As a milestone birthday nears closer, I reflect more on life, my goals and the next chapters of what’s ahead.  Also, of what’s transpired.

Overwhelmingly, I feel deep gratitude for my life.  The good, the bad and the ugly of it. My heart swells with acknowledgement of the grace bestowed upon me.  

And yet, there’s more I want to do.  

Swirling alongside my gratitude is a growing sense of urgency to do, feel and be the way I have always want to be. It isn’t about a destination, goal or perfection –  but an inner dialogue that has happened in mid-life for me and many I know or coach, shifting goals and perspective from me to we.

This is a hallmark shift of midlife. As is more urgency…in certain areas.

For what really matters – big dreams, health goals or making time for people – it is “go time,” as the pros say. Midlife ushers in a growing inner call to step up, take risks and give up what doesn’t serve.  I’m seeing that waiting for the right moment, which can include reaching money milestones, ensuring external circumstances align or making people get on board keeps you stuck or on the sidelines.  I have an equal sense of being comfortable with circumstances being imperfect or timing being unideal.

That’s because, with increasing clarity, I see that our legacies are built through midlife despite all the boxes being checked.

What are you waiting for? 

Waiting for the kids to get a little older. Waiting for the promotion to come through. Waiting for your savings to hit a certain number. Waiting for a sign, for permission, for the endless, snarled traffic of life’s obligations to magically part, revealing a wide-open lane just for you.

We are a culture of waiters. We stand on the side of the road, engine idling, convinced that the perfect moment to begin is coming. Any minute now.

But what if it isn’t?

What if the clear, paved, four-lane highway to your goals is complete fiction? What if the real path forward looks less like an open road and more like a dense jungle?

The Midlife Urgency Isn’t a Crisis. It’s a Compass.

Sometime around your late 30s or 40s, a new feeling starts to hum beneath the surface. It’s a low-grade thrum of urgency. The time you once saw as an infinite horizon now has a visible shoreline. As decades pass, you realize you fewer guarantees. The cultural script calls this a midlife “crisis.”

That’s a lie.

That urgency isn’t a crisis; it’s an awakening. It’s your soul’s alarm clock, finally going off after you’ve hit snooze for two decades. It’s the visceral, gut-level realization that you have less time for things that feel hollow. The opportunity to acknowledge that we are often the biggest obstacles in our own lives, and, thus, have agency.  We also have less patience for the masks we wear: the “good boss,” the “perfect parent,” the “nice friend.”  We want to be driven by more of ourselves. 

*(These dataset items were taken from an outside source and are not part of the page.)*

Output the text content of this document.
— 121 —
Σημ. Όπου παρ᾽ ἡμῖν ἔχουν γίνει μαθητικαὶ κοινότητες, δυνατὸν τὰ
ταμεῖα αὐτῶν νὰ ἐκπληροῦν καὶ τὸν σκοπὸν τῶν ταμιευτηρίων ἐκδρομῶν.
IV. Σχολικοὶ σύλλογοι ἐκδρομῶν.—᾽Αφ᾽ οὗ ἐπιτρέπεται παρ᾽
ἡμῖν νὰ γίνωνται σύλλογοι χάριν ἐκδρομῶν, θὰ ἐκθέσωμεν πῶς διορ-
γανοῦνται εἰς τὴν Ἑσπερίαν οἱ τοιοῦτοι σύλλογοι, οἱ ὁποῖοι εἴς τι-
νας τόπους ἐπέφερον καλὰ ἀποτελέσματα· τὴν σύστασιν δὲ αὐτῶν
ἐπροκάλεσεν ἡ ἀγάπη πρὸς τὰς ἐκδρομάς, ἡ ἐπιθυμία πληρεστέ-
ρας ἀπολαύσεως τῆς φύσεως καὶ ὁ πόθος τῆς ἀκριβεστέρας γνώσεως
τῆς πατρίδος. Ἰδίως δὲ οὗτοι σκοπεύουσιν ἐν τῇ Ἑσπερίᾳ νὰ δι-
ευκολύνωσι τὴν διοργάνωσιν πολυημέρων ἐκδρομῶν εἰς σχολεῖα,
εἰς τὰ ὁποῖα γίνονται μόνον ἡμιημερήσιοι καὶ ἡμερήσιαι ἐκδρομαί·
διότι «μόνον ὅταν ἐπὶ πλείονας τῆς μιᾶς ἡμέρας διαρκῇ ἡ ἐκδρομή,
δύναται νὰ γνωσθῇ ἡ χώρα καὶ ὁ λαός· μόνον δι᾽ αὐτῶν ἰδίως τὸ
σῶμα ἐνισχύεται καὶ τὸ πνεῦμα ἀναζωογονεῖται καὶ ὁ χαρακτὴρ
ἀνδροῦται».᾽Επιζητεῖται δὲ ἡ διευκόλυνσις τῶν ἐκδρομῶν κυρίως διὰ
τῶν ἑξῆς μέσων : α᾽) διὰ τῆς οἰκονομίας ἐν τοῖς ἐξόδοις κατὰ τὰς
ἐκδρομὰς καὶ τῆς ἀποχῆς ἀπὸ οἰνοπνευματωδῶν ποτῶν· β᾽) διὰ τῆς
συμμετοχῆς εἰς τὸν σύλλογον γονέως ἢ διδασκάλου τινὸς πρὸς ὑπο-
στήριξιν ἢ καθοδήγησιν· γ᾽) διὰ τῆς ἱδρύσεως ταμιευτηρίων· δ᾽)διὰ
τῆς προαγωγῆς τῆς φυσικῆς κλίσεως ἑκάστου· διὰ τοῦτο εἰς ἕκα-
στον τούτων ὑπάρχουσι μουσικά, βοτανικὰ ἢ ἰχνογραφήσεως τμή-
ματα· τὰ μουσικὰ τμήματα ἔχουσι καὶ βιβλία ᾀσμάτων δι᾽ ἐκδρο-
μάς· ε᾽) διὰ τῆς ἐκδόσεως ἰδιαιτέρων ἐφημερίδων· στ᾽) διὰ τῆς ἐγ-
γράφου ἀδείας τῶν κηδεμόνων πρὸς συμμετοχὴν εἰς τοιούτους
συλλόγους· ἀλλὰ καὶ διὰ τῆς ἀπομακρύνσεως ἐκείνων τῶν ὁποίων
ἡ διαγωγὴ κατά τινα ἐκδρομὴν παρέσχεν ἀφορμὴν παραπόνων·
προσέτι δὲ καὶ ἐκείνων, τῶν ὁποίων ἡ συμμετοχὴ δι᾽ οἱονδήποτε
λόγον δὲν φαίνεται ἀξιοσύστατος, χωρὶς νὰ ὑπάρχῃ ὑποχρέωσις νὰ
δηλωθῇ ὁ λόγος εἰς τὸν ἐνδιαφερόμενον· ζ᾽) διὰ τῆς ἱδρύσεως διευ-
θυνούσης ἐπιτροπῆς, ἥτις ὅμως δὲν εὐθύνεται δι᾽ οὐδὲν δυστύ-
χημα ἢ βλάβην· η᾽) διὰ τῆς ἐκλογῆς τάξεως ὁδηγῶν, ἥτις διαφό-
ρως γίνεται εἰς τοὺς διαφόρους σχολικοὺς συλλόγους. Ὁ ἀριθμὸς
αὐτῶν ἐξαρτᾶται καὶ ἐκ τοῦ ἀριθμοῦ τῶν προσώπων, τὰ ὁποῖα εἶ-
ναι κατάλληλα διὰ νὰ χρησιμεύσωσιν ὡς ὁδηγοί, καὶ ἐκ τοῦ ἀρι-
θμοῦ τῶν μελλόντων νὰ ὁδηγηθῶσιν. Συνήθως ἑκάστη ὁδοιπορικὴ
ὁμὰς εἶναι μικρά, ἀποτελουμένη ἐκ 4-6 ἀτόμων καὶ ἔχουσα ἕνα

Change yourself and you have done your part in changing the world.

Paramahansa Yogananda

Though I feel trepidation heading into a new decade, I also know it isn’t a moment to fear. It’s an opportunity. Feeling time running out is a gift in a weird way. It’s the universe handing me a compass and pointing, not toward what I should do, but toward what I must do. Midlife is permission we’ve been waiting for, granted by our own mortality.

The question is no longer, “When will the path clear?” Instead, it is about accepting all that is, including ourselves.

Moving Forward When There Is No Path

Seizing the day isn’t about grand, reckless gestures. It’s about taking deliberate actions. It’s about creating the path by walking it. Here’s how I plan to start:

  1. The 15-Minute Act. Forget the five-year plan. What can you do for 15 minutes today? Don’t “plan to write a book.” Open a document and write one paragraph. Don’t “start a business.” Spend 15 minutes researching one competitor. The goal isn’t to reach the destination; it’s to be in the present and participate in acts that are in alignment with you, even if for a short time. 
  2. Conduct an Energy Audit. Authenticity is about a series of small, honest choices. For the next week, ask yourself one question about your activities, conversations, and commitments: “Does this energize me or drain me?” That’s it. Just notice. Notice how you feel after coffee with a certain friend. Notice how you feel after that weekly meeting. The answers will be your map, as often we don’t even know how we may feel about agenda items that clutter our day. Get curious about what drives you.
  3. Redefine “Ready.” You will never be 100% ready. The finances will never be perfect. You will never have all the knowledge. “Ready” is a myth that keeps us standing still. Your new definition of ready is simply willing. Willing to try, willing to be clumsy, willing to learn as you go, and willing to be courageous. The moment you are willing is the moment you are ready.

The opening isn’t ahead of you. It’s inside of you. It’s the courage to take the first step into the wilderness without a map and believe in yourself even still.

This is what the next decade will be for me.  I am excited to step into it despite full clarity, additional time or pathway to goals fully clear.

The path doesn’t clear by itself. We must clear it. And in doing this, we actualize who we are meant to be and what we will leave in this world.